Kevin O'Kane is a retired professor who taught computer science at University of Northern Iowa, as well as teaching at state universities in Alabama, Tennessee, and Ohio. He attended Boston College as an undergraduate and then went to Pennsylvania State University, where he earned a doctorate in computer science in 1972.
O'Kane recently gave $1.3 million to support scholarships for students in computer science, chemistry, and physics. Given O'Kane's background, supporting STEM students makes sense. But if you're imagining that O'Kane's funds went to one of the universities where he taught you'd be wrong. You'd also be wrong if you guessed that O'Kane's alma maters, Boston College and Penn State, received his money. No, rather, Providence College in Rhode Island was named the sole beneficiary of O'Kane's retirement plan, valued at $1.3 million. Providence is a school where O'Kane never taught or even was a student.
Before we move on, I should mention that we've been writing about college and university professors as donors for a while now. One case I wrote about last year involved a longtime Villanova professor who, along with his family, gave back to his school. I've also written about an endowed chair created by a former student turned faculty member. Both of these stories involved professors who were on the ground at their school for years and were deeply familiar with it.
- University Professor as Donor: A Case Study at Villanova
- Behind a Gift for an Endowed Chair: A Law Student Turned Faculty Member Turned Donor
Now let's go back to the case of Kevin O'Kane, who can't say he taught at or was a student at Providence College at all.
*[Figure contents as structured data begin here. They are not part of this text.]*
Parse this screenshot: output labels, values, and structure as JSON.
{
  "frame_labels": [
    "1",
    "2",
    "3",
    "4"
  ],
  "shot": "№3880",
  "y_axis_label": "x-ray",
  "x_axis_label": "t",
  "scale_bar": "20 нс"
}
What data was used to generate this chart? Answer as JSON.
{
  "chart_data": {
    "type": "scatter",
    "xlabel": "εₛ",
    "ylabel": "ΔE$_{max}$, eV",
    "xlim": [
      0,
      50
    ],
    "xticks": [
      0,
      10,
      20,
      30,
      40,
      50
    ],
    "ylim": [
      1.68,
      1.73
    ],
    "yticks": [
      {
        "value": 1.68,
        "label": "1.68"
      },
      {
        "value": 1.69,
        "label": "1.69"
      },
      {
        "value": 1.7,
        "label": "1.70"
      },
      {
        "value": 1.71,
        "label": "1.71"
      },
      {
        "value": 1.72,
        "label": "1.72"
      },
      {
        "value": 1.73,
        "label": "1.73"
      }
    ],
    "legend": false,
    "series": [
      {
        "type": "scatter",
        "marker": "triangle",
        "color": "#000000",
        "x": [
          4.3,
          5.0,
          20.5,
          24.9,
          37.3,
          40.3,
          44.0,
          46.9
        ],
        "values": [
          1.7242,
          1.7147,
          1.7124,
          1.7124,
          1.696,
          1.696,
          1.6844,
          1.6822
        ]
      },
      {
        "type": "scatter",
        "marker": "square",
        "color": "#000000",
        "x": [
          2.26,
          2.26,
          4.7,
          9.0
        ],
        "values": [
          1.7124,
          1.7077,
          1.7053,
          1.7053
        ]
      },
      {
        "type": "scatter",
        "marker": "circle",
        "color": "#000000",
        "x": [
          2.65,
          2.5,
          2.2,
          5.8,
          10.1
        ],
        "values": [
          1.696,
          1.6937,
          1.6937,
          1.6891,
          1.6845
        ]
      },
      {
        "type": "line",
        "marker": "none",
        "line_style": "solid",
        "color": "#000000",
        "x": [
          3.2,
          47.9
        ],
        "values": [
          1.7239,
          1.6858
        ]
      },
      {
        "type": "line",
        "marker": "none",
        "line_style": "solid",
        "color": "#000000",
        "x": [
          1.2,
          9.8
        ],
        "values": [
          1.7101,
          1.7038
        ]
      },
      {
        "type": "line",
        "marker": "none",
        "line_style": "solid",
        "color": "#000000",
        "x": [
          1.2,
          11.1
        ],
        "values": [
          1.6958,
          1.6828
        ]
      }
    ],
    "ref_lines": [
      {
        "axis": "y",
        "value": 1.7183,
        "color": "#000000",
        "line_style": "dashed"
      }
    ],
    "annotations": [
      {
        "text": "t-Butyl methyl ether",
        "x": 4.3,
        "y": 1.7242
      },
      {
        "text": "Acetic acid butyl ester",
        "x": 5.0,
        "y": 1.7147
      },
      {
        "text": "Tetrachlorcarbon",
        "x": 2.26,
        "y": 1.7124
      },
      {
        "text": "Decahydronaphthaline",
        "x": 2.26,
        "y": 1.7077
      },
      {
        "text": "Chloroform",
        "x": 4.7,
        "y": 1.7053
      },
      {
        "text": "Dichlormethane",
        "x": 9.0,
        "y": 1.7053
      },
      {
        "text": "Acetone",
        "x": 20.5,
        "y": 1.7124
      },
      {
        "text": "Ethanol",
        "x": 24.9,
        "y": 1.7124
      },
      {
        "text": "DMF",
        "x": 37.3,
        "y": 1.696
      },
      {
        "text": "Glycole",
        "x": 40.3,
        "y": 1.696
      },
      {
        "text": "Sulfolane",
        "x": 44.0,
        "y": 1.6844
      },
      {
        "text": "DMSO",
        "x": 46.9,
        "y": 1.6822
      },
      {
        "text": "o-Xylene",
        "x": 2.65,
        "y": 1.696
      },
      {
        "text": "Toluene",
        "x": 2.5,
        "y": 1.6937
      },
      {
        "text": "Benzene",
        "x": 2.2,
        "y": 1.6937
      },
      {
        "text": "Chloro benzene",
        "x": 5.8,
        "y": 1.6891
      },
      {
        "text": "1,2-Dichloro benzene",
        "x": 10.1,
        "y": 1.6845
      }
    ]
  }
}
What's the story here?
Well, for starters, when O'Kane retired in 2013, he moved back to his family home in Hyannis, Massachusetts, which isn't too far from Providence. As Kane puts it, he started thinking deeply about what he wanted to do with his retirement account. He was single with no children, and deceased parents: “After all these years teaching and not spending anything — you don’t spend much money in Iowa in the winter, believe me — the question was, ‘Who I am going to give this to?"
Kane initially considered giving funds to the Catholic church. He also considered Catholic high schools and colleges in New England. He combed through websites, reviewed governance plans and evaluated how these institutions were fulfilling their missions. Ultimately, Providence College caught his attention, particularly because it was an undergraduate school that taught computer science. O'Kane visited Providence College in the fall of last year and as he puts it: “The visit impressed me a great deal. I saw the crucifix everywhere. There was never a place I went where I wasn’t aware that I was on a Catholic campus."
O'Kane reached out to the Office of Institutional Advancement, asked how to endow a scholarship, and the rest is history.
It's also worth noting that O'Kane does have some personal connections to Providence College. His father was a student at the college before transferring to Georgetown, and his late uncle studied at the college before going to law school. Still, it's worth repeating: O'Kane had never even been on Providence College's campus until the fall of 2014. Clearly, Providence College's mission was in line with O'Kane's beliefs and interests.
Recently retired donors are often particularly reflective and seeking institutions to leave their legacy. As we've seen time and again, this often involves institutions that donors have been tied to for decades. Other times, as this interesting story proves, it comes down to an institution and a donor simply being on the same wavelength. O'Kane, despite seemingly more personal ties elsewhere, really seemed unsure of where to send his money until he stumbled upon Providence.
As college president Rev. Brian J. Shanley puts it, O'Kane has "identified and eloquently described the unique characteristics of the Providence College experience, rooted in the principles and ideals that align so nicely with his own, and his gift will have a meaningful, lasting impact on the College and its students. We are grateful beyond words.”